Hydrocarbon potential
The samples analyzed from the Nemo-1X well are characterized by relatively low TOC levels, with kerogen type III (gas prone) predominant. Despite the fact that the organic matter is in the peak maturity stage for liquid hydrocarbon generation, the relatively low TOC contents and the predominance of kerogen type III are not likely to produce a large volume of liquid hydrocarbons. There may be, however, a potential for the generation of gas at higher maturity levels.
Conclusions
The TOC contents of the samples range from poor to good (0.41–1.34 wt%) and show a tendency to increase with depth; the highest values occurring in the Lower Domo Shale Formation. These higher levels appear to be associated with solid bitumen that occurs in the carbonate fractions of these samples.
The analyzed sequence is essentially siliciclastic, although a large part of the Lower Domo Shale and Sena Formation samples had a carbonate fraction (CaCO3) that reached 40%. The organic matter was preserved in an essentially reducing environment that was favorable for its preservation, which was also documented by the presence of pyrite in the entire sequence.

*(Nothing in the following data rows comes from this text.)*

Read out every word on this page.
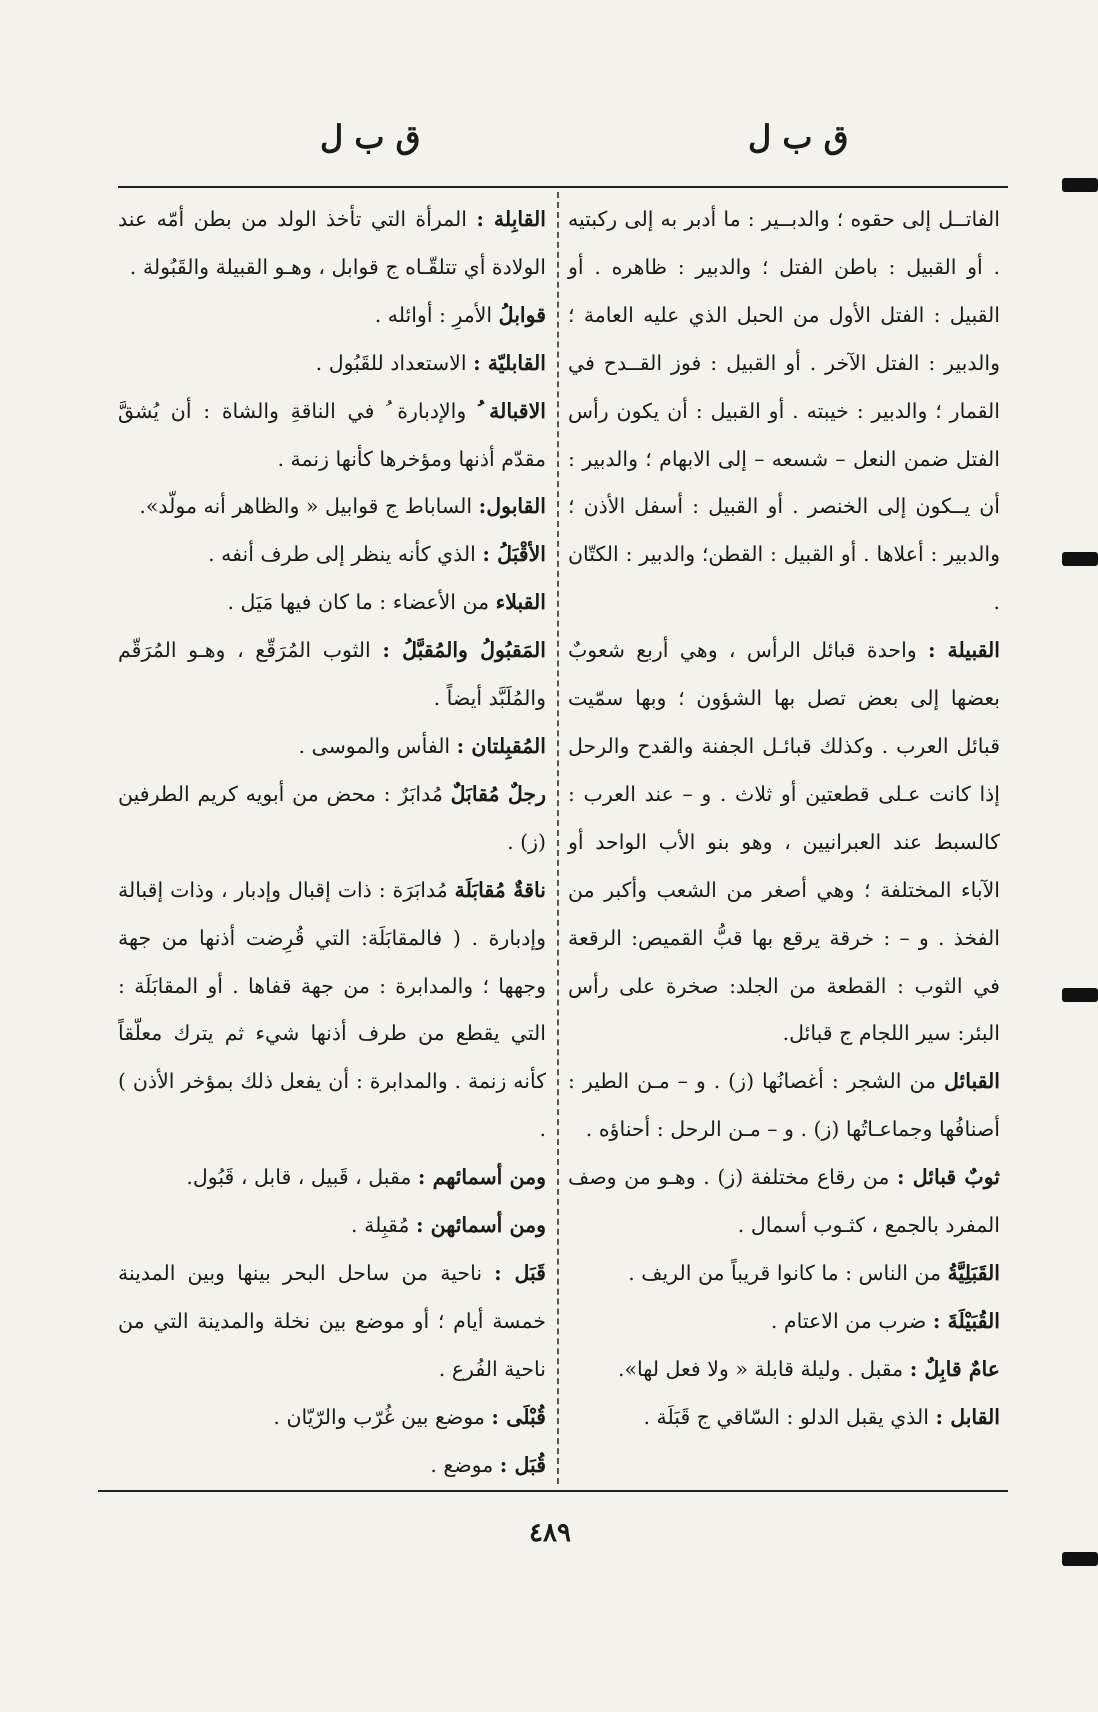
ق ب ل
ق ب ل

الفاتــل إلى حقوه ؛ والدبــير : ما أدبر به إلى ركبتيه . أو القبيل : باطن الفتل ؛ والدبير : ظاهره . أو القبيل : الفتل الأول من الحبل الذي عليه العامة ؛ والدبير : الفتل الآخر . أو القبيل : فوز القــدح في القمار ؛ والدبير : خيبته . أو القبيل : أن يكون رأس الفتل ضمن النعل – شسعه – إلى الابهام ؛ والدبير : أن يــكون إلى الخنصر . أو القبيل : أسفل الأذن ؛ والدبير : أعلاها . أو القبيل : القطن؛ والدبير : الكتّان .

القبيلة : واحدة قبائل الرأس ، وهي أربع شعوبٌ بعضها إلى بعض تصل بها الشؤون ؛ وبها سمّيت قبائل العرب . وكذلك قبائـل الجفنة والقدح والرحل إذا كانت عـلى قطعتين أو ثلاث . و – عند العرب : كالسبط عند العبرانيين ، وهو بنو الأب الواحد أو الآباء المختلفة ؛ وهي أصغر من الشعب وأكبر من الفخذ . و – : خرقة يرقع بها قبُّ القميص: الرقعة في الثوب : القطعة من الجلد: صخرة على رأس البئر: سير اللجام ج قبائل.

القبائل من الشجر : أغصانُها (ز) . و – مـن الطير : أصنافُها وجماعـاتُها (ز) . و – مـن الرحل : أحناؤه .

ثوبٌ قبائل : من رقاع مختلفة (ز) . وهـو من وصف المفرد بالجمع ، كثـوب أسمال .

القَبَلِيَّةُ من الناس : ما كانوا قريباً من الريف .

القُبَيْلَةَ : ضرب من الاعتام .

عامٌ قابِلٌ : مقبل . وليلة قابلة « ولا فعل لها».

القابل : الذي يقبل الدلو : السّاقي ج قَبَلَة .

القابِلة : المرأة التي تأخذ الولد من بطن أمّه عند الولادة أي تتلقّـاه ج قوابل ، وهـو القبيلة والقَبُولة .

قوابلُ الأمرِ : أوائله .

القابليّة : الاستعداد للقَبُول .

الاقبالة ُ والإدبارة ُ في الناقةِ والشاة : أن يُشقَّ مقدّم أذنها ومؤخرها كأنها زنمة .

القابول: الساباط ج قوابيل « والظاهر أنه مولّد».

الأقْبَلُ : الذي كأنه ينظر إلى طرف أنفه .

القبلاء من الأعضاء : ما كان فيها مَيَل .

المَقبُولُ والمُقبَّلُ : الثوب المُرَقّع ، وهـو المُرَقّم والمُلَبَّد أيضاً .

المُقبِلتان : الفأس والموسى .

رجلٌ مُقابَلٌ مُدابَرٌ : محض من أبويه كريم الطرفين (ز) .

ناقةٌ مُقابَلَة مُدابَرَة : ذات إقبال وإدبار ، وذات إقبالة وإدبارة . ( فالمقابَلَة: التي قُرِضت أذنها من جهة وجهها ؛ والمدابرة : من جهة قفاها . أو المقابَلَة : التي يقطع من طرف أذنها شيء ثم يترك معلّقاً كأنه زنمة . والمدابرة : أن يفعل ذلك بمؤخر الأذن ) .

ومن أسمائهم : مقبل ، قَبيل ، قابل ، قَبُول.

ومن أسمائهن : مُقبِلة .

قَبَل : ناحية من ساحل البحر بينها وبين المدينة خمسة أيام ؛ أو موضع بين نخلة والمدينة التي من ناحية الفُرع .

قُبْلَى : موضع بين غُرّب والرّيّان .

قُبَل : موضع .

٤٨٩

According to the petrographic analyses, the organic matter is dominated by vitrinite and inertinite macerals, with a minor contribution of liptinite (sporinite), which is typical for a terrestrial origin kerogen type III. The solid bitumen identified in samples from the Lower Domo Shale Formation had reflectances ranging from 1.5 to 2.6%Rrandom, which based on Jacob (1989) were classified as epi-impsonite and meso-impsonite.
The vitrinite random reflectances range from 0.65 to 0.86%Rrandom, suggesting that the organic matter for the analyzed depth interval (2219–3676 m) is in the peak hydrocarbon generation stage (catagenesis).
However, hydrocarbon generation potential of the organic matter is limited by the relatively low TOC contents and the predominance of kerogen type III, although there may be potential for gas generation at higher maturity levels.
Footnotes
Acknowledgments
The first author would like to thank the European Commission for the awarded scholarship (Project Mundus ACP2), which allowed the opportunity to attend the Master in Geology Program in the Faculty of Sciences of the University of Porto (FCUP). Empresa Nacional de Hidrocarbonetos (ENH) provided the well samples and all of the company’s data and documentation and provided necessary collaboration during the sampling. This work was performed within the cooperation protocol established between the ENH and the FCUP to perform a Master’s Dissertation for Mozambican students. The authors like to thank Drs. J. Esterle, University of Queensland and N. Wagner, University of Johannesburg for helpful comments on the manuscript resulting in a significant improvement.
Declaration of conflicting interests
The author(s) declared no potential conflicts of interest with respect to the research, authorship, and/or publication of this article.
Funding
The author(s) received no financial support for the research, authorship, and/or publication of this article.